OK, I’ll be honest.  It’s all about money.  People want to make more of it.  One way to make more is to spend less on materials and to spare the time to put in that extra nail.  At the same time, people and businesses are discovering that, the only way to stay in business is to try to cut as many corners as possible.

It’s and interest catch 22 we’re in.  The more regulations the government imposes on us, the more we have to try to cut corners, deal under the table, stay under the radar.  This, in turn, leads the government to impose more regulations, that cost more money for compliance, that cause more people to want to cut corners.

Too bad there are so many greedy people on both sides of the government.  If we all just tried to do what was best for our neighbors, and for ourselves, like people in this country used to do, we wouldn’t have all this need to enforce compliance.  More and more, now, it becomes we and they — rule breakers and rule makers.  The game of one-up.  Kind of a senseless game with no end in sight, isn’t it?
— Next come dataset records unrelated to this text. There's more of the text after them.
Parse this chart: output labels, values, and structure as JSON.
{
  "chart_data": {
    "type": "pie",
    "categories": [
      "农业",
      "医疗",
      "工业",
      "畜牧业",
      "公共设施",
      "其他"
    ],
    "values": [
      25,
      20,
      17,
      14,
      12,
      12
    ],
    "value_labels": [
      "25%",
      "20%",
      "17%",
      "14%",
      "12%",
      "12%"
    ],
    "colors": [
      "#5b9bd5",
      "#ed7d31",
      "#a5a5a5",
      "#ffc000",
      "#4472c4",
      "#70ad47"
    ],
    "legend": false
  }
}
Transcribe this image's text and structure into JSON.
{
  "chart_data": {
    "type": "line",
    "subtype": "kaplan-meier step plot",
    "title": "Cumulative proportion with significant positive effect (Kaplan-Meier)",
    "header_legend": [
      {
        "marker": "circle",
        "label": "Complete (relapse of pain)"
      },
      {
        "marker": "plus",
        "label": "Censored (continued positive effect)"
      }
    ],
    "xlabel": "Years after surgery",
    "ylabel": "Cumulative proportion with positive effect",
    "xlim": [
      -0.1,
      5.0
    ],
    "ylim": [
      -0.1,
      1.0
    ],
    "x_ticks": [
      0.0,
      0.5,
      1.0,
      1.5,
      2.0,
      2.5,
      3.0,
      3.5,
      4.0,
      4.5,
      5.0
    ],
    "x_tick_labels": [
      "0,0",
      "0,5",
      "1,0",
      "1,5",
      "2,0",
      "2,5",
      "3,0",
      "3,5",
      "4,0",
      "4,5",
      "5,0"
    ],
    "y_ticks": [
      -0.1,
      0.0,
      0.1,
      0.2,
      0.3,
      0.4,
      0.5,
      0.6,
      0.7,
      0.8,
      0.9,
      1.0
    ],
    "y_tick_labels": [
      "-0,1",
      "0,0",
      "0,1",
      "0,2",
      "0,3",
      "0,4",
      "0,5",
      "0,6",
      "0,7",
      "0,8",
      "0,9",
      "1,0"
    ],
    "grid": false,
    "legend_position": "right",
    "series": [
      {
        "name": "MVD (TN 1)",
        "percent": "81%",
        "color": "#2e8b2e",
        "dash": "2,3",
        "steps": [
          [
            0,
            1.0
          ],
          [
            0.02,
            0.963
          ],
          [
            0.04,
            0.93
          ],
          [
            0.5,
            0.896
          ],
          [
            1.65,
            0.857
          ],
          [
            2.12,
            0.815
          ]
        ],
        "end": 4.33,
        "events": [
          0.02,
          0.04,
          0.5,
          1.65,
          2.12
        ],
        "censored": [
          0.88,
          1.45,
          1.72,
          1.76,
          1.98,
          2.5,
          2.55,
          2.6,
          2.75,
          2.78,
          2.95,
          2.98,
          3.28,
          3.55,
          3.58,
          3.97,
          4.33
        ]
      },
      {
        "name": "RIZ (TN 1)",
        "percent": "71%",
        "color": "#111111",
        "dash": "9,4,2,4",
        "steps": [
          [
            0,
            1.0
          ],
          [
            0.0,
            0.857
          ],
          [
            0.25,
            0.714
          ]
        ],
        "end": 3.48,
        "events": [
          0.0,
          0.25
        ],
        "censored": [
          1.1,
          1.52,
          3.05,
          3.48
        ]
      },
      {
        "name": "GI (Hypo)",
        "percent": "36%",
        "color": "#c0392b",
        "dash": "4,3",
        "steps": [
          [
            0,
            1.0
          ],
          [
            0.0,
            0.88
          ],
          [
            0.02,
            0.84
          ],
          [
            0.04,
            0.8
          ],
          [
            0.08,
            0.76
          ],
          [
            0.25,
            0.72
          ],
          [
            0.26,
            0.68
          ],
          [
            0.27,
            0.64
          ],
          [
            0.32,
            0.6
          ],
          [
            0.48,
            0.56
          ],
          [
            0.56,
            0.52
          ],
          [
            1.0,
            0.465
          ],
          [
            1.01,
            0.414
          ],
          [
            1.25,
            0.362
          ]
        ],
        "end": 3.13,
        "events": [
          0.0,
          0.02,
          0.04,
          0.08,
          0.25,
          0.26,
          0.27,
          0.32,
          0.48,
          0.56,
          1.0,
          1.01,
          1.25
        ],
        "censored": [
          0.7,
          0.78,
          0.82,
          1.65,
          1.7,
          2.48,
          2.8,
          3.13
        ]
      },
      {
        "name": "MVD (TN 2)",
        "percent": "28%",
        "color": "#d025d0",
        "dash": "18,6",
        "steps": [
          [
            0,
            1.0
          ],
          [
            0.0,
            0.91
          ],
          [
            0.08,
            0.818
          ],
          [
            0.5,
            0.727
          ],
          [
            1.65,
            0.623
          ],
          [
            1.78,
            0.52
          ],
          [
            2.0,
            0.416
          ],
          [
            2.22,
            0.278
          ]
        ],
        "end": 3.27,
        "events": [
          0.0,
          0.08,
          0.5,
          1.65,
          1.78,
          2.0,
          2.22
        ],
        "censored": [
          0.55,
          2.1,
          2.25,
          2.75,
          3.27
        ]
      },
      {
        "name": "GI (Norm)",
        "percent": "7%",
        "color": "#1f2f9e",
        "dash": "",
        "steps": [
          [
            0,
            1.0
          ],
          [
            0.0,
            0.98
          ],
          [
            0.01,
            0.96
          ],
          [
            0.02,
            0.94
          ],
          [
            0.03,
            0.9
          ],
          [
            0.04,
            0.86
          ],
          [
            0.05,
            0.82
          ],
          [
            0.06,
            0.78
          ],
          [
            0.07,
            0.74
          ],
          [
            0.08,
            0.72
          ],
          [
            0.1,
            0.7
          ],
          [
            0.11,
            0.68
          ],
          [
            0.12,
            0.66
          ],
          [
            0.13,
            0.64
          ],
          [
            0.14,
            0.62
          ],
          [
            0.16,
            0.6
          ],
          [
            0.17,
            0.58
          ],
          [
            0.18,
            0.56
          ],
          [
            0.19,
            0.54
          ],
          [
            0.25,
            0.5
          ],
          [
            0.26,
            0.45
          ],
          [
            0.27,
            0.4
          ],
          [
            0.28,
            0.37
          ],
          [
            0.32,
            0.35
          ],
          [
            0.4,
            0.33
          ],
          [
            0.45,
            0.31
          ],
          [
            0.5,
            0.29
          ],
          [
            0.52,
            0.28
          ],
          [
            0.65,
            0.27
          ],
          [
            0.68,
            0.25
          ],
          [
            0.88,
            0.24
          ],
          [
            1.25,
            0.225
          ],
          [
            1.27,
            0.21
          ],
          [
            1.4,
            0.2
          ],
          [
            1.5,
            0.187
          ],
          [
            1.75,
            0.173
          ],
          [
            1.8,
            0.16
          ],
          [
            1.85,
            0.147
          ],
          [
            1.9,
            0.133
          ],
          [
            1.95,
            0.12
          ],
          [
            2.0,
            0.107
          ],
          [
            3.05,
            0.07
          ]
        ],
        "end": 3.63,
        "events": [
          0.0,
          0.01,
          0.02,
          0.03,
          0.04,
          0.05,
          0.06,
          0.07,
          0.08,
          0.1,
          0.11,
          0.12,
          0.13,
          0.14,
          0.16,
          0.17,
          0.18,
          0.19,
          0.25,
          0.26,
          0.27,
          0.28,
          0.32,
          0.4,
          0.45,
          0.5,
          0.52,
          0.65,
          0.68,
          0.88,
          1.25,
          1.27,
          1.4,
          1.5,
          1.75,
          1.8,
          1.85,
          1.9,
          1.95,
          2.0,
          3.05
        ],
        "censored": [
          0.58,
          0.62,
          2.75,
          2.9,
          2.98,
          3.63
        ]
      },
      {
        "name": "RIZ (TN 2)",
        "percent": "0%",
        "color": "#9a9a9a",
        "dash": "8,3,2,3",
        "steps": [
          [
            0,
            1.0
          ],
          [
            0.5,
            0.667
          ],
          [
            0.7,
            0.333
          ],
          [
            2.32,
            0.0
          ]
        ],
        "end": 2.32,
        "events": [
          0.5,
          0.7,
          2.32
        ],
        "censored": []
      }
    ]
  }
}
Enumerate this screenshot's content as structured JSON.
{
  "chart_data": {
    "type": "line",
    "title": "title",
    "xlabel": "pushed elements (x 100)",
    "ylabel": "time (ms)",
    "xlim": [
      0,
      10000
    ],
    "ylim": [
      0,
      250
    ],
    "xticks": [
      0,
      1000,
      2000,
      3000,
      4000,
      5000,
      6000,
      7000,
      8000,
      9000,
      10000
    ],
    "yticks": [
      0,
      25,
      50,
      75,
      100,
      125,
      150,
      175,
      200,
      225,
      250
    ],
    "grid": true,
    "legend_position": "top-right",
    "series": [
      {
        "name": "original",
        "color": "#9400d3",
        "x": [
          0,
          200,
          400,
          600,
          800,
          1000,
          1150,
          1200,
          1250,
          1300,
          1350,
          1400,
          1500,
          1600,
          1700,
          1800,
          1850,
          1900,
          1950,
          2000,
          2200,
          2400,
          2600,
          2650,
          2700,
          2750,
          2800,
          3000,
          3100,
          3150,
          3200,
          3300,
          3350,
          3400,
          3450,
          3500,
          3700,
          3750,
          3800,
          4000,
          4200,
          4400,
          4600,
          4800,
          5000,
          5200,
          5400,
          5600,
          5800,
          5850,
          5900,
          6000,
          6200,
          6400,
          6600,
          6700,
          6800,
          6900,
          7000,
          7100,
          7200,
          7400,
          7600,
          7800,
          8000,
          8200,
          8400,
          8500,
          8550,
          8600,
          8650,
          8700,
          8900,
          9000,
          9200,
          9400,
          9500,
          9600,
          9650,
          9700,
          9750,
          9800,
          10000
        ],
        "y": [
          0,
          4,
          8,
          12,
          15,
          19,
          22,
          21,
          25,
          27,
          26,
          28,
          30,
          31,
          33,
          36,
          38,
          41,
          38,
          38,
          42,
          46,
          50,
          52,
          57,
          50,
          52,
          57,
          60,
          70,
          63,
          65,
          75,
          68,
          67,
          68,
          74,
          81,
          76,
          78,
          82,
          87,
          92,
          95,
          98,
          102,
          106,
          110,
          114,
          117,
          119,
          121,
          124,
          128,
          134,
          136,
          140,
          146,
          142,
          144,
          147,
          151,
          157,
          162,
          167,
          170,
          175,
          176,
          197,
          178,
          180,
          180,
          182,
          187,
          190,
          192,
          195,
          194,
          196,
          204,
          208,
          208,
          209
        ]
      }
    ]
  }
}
Filed under Economics/ Book Reviews, On Family, Health, Environment and Ethics

3 responses to “The difference between common sense and regulations

  1. As a structural engineer I would say this
    1. regulations are not there to stop people who know what there doing from building stuff, they are there to stop people who don’t know what they’re doing from building stuff.
    2. Isambard Kingdom Brunel (the greatest engineer who ever lived) said, in answer the the question ‘what is an engineer’, replied ‘someone who can do for a penny what any fool can do for a pound’.

    Great post and important points made.

    • Tried replying a week ago, but WordPress has bugs.
      Yes, but this is my point, in a backward way. Having a piece of paper doesn’t make me an expert, any more than not having one doesn’t. Today, I finished my first tiling job. Let’s just say is was school for me, and I’m glad it’s in my house and not a paying customer. But, the best learning part of it was that I had to finish what another bozo started. So, between the two of us, we put many pounds of effort into a two-penny job. But I learned the following:

      1. Fancy light sabers are no match for a good blaster. Translated: Sometimes all the fancy cutting gadgets in the world don’t beat a hammer and chisel.

      2. Always start in the middle. I always do this when working on piano actions, even though it would seem to make more sense to start at one end. I think it is because the middle is the most critical, and I want it ready fast, in case I have to cut things short. In the case of tiling, as I already knew, if you start at the edge, you’ll be in trouble by the time you get to the middle. Well, I had to work with what was there. My finished product was not bad, by amateur standards. But, a lot of cutting strange sizes to make it all work out.

      3. If you really need it, it will break. My tile cutter decided to quit just after Menard’s closed.

      4. Professionals are worth their price. The cost of tooling up alone is probably more than what the whole job would have cost, had I hired someone competent. Of course, I plan to use all the tools again, so it’s OK for me. I also learned which tools don’t work, so I’ll know better next time.

      5. The boys at Menard’s are not always experts. And, also, directions on the bad don’t make up for experience. Next time I’ll know to add a little more water and not have the mortar already set with half the tiles to still place.

      6-10. Well, I’m sure they exist, though I can’t think of them at the moment.